# Cross product in arbitrary field

1. May 12, 2015

### jostpuur

Let $\mathbb{F}$ be an arbitrary field, and let $a,b\in\mathbb{F}^3$ be vectors of the three dimensional vector space. How do you prove that if $a\times b=0$, then $a$ and $b$ are linearly dependent?

Consider the following attempt at a counter example: In $\mathbb{R}^3$

$$\left(\begin{array}{c} 1 \\ 4 \\ 2 \\ \end{array}\right) \times\left(\begin{array}{c} 2 \\ 3 \\ 4 \\ \end{array}\right) = \left(\begin{array}{c} 10 \\ 0 \\ -5 \\ \end{array}\right)$$

holds. Since $5$ is a prime number, $\mathbb{Z}_5$ is a field. In $(\mathbb{Z}_5)^3$

$$\left(\begin{array}{c} [ 1] \\ [ 4] \\ [ 2] \\ \end{array}\right) \times \left(\begin{array}{c} [2] \\ [ 3] \\ [ 4] \\ \end{array}\right) = \left(\begin{array}{c} [ 0] \\ [ 0] \\ [ 0] \\ \end{array}\right)$$

This might look like a counter example to the claim. One might consider the possibility that perhaps the claim is true for example when $\mathbb{F}$ is a subfield of $\mathbb{C}$, but not in general?

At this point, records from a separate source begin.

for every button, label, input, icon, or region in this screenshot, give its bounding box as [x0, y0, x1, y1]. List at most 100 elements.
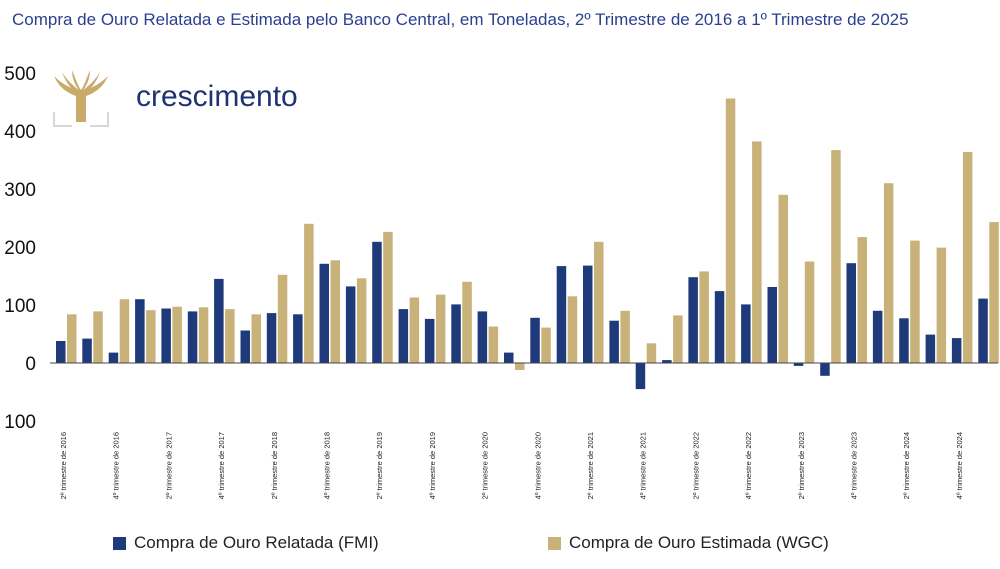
bar-wgc [620, 310, 630, 363]
bar-fmi [846, 263, 856, 363]
bar-wgc [989, 222, 999, 363]
bar-wgc [462, 281, 472, 363]
bar-fmi [793, 363, 804, 366]
x-tick-label: 2º trimestre de 2019 [375, 432, 384, 499]
x-tick-label: 4º trimestre de 2021 [639, 432, 648, 499]
bar-fmi [187, 311, 198, 363]
x-tick-label: 4º trimestre de 2022 [744, 432, 753, 499]
bar-fmi [767, 287, 777, 363]
legend-swatch-fmi [113, 536, 126, 550]
bar-fmi [662, 360, 672, 363]
x-tick-label: 2º trimestre de 2021 [586, 432, 595, 499]
bar-fmi [477, 311, 488, 363]
bar-wgc [778, 194, 788, 363]
y-tick-label: 0 [25, 354, 36, 375]
x-tick-label: 2º trimestre de 2023 [797, 432, 806, 499]
bar-fmi [741, 304, 751, 363]
bar-fmi [925, 334, 936, 363]
legend-item-wgc: Compra de Ouro Estimada (WGC) [548, 533, 829, 553]
bar-fmi [872, 310, 883, 363]
bar-fmi [240, 330, 250, 363]
bar-wgc [67, 314, 77, 363]
chart-title: Compra de Ouro Relatada e Estimada pelo … [12, 10, 909, 29]
bar-wgc [804, 261, 815, 363]
bar-wgc [409, 297, 420, 363]
bar-fmi [609, 320, 619, 363]
bar-wgc [857, 237, 867, 363]
bar-fmi [583, 265, 593, 363]
x-tick-label: 4º trimestre de 2016 [112, 432, 121, 499]
bar-wgc [541, 327, 551, 363]
bar-fmi [951, 338, 962, 363]
bar-wgc [752, 141, 762, 363]
y-tick-label: 200 [4, 238, 36, 259]
bar-fmi [451, 304, 461, 363]
bar-wgc [119, 299, 130, 363]
x-tick-label: 4º trimestre de 2024 [955, 432, 964, 499]
bar-fmi [214, 278, 224, 363]
bar-wgc [515, 363, 525, 370]
bar-fmi [108, 352, 119, 363]
bar-wgc [567, 296, 578, 363]
x-tick-label: 4º trimestre de 2019 [428, 432, 437, 499]
bar-fmi [899, 318, 909, 363]
bar-fmi [319, 263, 329, 363]
bar-wgc [383, 231, 393, 363]
bar-wgc [304, 223, 314, 363]
bar-wgc [594, 241, 604, 363]
bar-fmi [135, 299, 145, 363]
x-tick-label: 4º trimestre de 2020 [533, 432, 542, 499]
bar-fmi [293, 314, 303, 363]
y-tick-label: 100 [4, 296, 36, 317]
bar-wgc [93, 311, 103, 363]
x-tick-label: 2º trimestre de 2017 [164, 432, 173, 499]
bar-fmi [266, 313, 277, 363]
bar-fmi [504, 352, 514, 363]
bar-fmi [820, 363, 830, 376]
brand-name: crescimento [136, 80, 298, 113]
y-tick-label: 100 [4, 412, 36, 433]
bar-wgc [330, 260, 340, 363]
bar-wgc [646, 343, 657, 363]
bar-wgc [488, 326, 499, 363]
bar-fmi [398, 309, 409, 363]
bar-wgc [277, 274, 288, 363]
x-tick-label: 2º trimestre de 2022 [691, 432, 700, 499]
x-tick-label: 2º trimestre de 2016 [59, 432, 68, 499]
bar-wgc [962, 151, 973, 363]
bar-fmi [688, 277, 698, 363]
bar-fmi [372, 241, 382, 363]
legend-label-wgc: Compra de Ouro Estimada (WGC) [569, 533, 829, 552]
bar-fmi [161, 308, 171, 363]
y-tick-label: 400 [4, 122, 36, 143]
x-tick-label: 2º trimestre de 2020 [481, 432, 490, 499]
bar-wgc [936, 247, 947, 363]
bar-wgc [673, 315, 683, 363]
bar-fmi [978, 298, 988, 363]
tree-logo-icon [53, 70, 109, 127]
x-tick-label: 2º trimestre de 2024 [902, 432, 911, 499]
bar-fmi [556, 266, 567, 363]
bar-wgc [172, 306, 182, 363]
bar-fmi [714, 291, 725, 363]
legend-swatch-wgc [548, 536, 561, 550]
x-tick-label: 4º trimestre de 2023 [850, 432, 859, 499]
x-tick-label: 4º trimestre de 2017 [217, 432, 226, 499]
bar-wgc [831, 150, 841, 363]
bar-fmi [424, 318, 435, 363]
bar-fmi [635, 363, 646, 390]
bar-fmi [82, 338, 92, 363]
bar-wgc [435, 294, 446, 363]
bar-wgc [146, 310, 156, 363]
bar-wgc [725, 98, 736, 363]
y-tick-label: 300 [4, 180, 36, 201]
bar-wgc [198, 307, 209, 363]
bar-fmi [345, 286, 356, 363]
bar-wgc [251, 314, 261, 363]
bar-wgc [356, 278, 367, 363]
bar-wgc [910, 240, 920, 363]
legend-item-fmi: Compra de Ouro Relatada (FMI) [113, 533, 379, 553]
x-tick-label: 4º trimestre de 2018 [323, 432, 332, 499]
x-tick-label: 2º trimestre de 2018 [270, 432, 279, 499]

A closer look reveals that the counter example attempt does not work, because

$$[ 2] \left(\begin{array}{c} [ 1] \\ [ 4] \\ [ 2] \\ \end{array}\right) = \left(\begin{array}{c} [ 2] \\ [ 3] \\ [ 4] \\ \end{array}\right)$$

holds in $(\mathbb{Z}_5)^3$. Finding a counter example is difficult, and it seems that the claim is true after all. I only know how to prove the claim using determinants when $\mathbb{F}$ is a subfield of $\mathbb{C}$.

2. May 12, 2015

### micromass

Assume that $a$ and $b$ are linearly independent in the field $\mathbb{F}^3$, then you can expand them to a basis $(c,a,b)$. Because of linear algebra, this means that the matrix formed by $a$, $b$ and $c$ is invertible and thus has nonzero determinant. But this determinant is $c\cdot (a\times b)$. Since this is nonzero, it implies that $a\times b$ must be nonzero.